5月9日「プレステ3はメタファーに過ぎない」
・プレイステーション3についての発表(11月11日発売、税込62,790円/HDD20GB搭載)。
・価格が高いの安いのという議論は空しい。はるか昔、PS3が最初に発表された時にうたわれた「Cell」構想をみんなもう忘れてると思う。ソニーは、ゲーム機を出すんじゃなくて、自前のCPUをデビューさせることが目的なのだ。ゲーム機だけでなく世の中のありとあらゆる機械の中にこのチップと、そして新しいOSを入れてしまうことが。
・プレステ3はその一例なのであり、一体のハードウェアとして企画されたものではないのだ。ブルーレイのドライブ搭載すればそりゃ10万はしてもいいでしょうって話になってしまう。別の形のものがやがて出るわけである。たとえばの話だけど、サーバー側のシステムが充実したら、もうハードディスクもDVD ドライブもいらなくなる。最低限のチップとRAMとネット端子とコントローラー組み合わせただけのものが100ドルくらいで発売されるかもしれないのである。

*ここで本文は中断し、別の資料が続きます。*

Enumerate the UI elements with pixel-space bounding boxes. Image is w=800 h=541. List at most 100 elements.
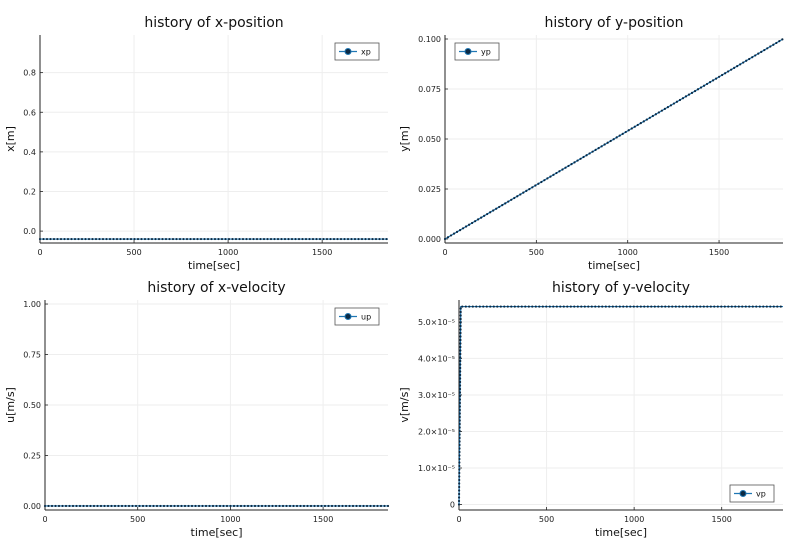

・こういう話をすると、ああそれは「Web2.0」ね! と騒ぎたがる人が最近とても多い。それは逆だ。つまりですね、ソニーはゲームのハード戦争を、チップとOS戦争の土俵に繋げたいと考えている。つまり、インテルそしてマイクロソフトと戦いたいと考えているのだと思う。
・SPA!本誌の記事の中で西村博之氏が「グーグルの優位性は実は脆弱なもので、ちょっとしたきっかけで全部イッキに崩れる可能性がある」といういう意味のコメントをしている。「本当の優位性はインテルのような集積技術や、マイクロソフトのような囲い込みである」と。これは正しいと思う。この領域は完全民主主義だ。グーグルはたった数年でトップになれた。だからこそ、同じように別の、誰も知らない集団がその地位を凌駕する可能性があるのだ。
第259回
4月14日「手っちゃん思い出した」
・『インプリント ~ぼっけぇ、きょうてえ~』試写。「マスターズ・オブ・ホラー/恐-1グランプリ」というのは、世界のホラー監督13人に、それぞれ1 本、1時間の作品を創らせるっていうプロジェクト。トビー・フーパー、ダリオ・アルジェント、ジョン・カーペンター……と、すごいメンツである。日本からは我らが三池祟史監督が選ばれた。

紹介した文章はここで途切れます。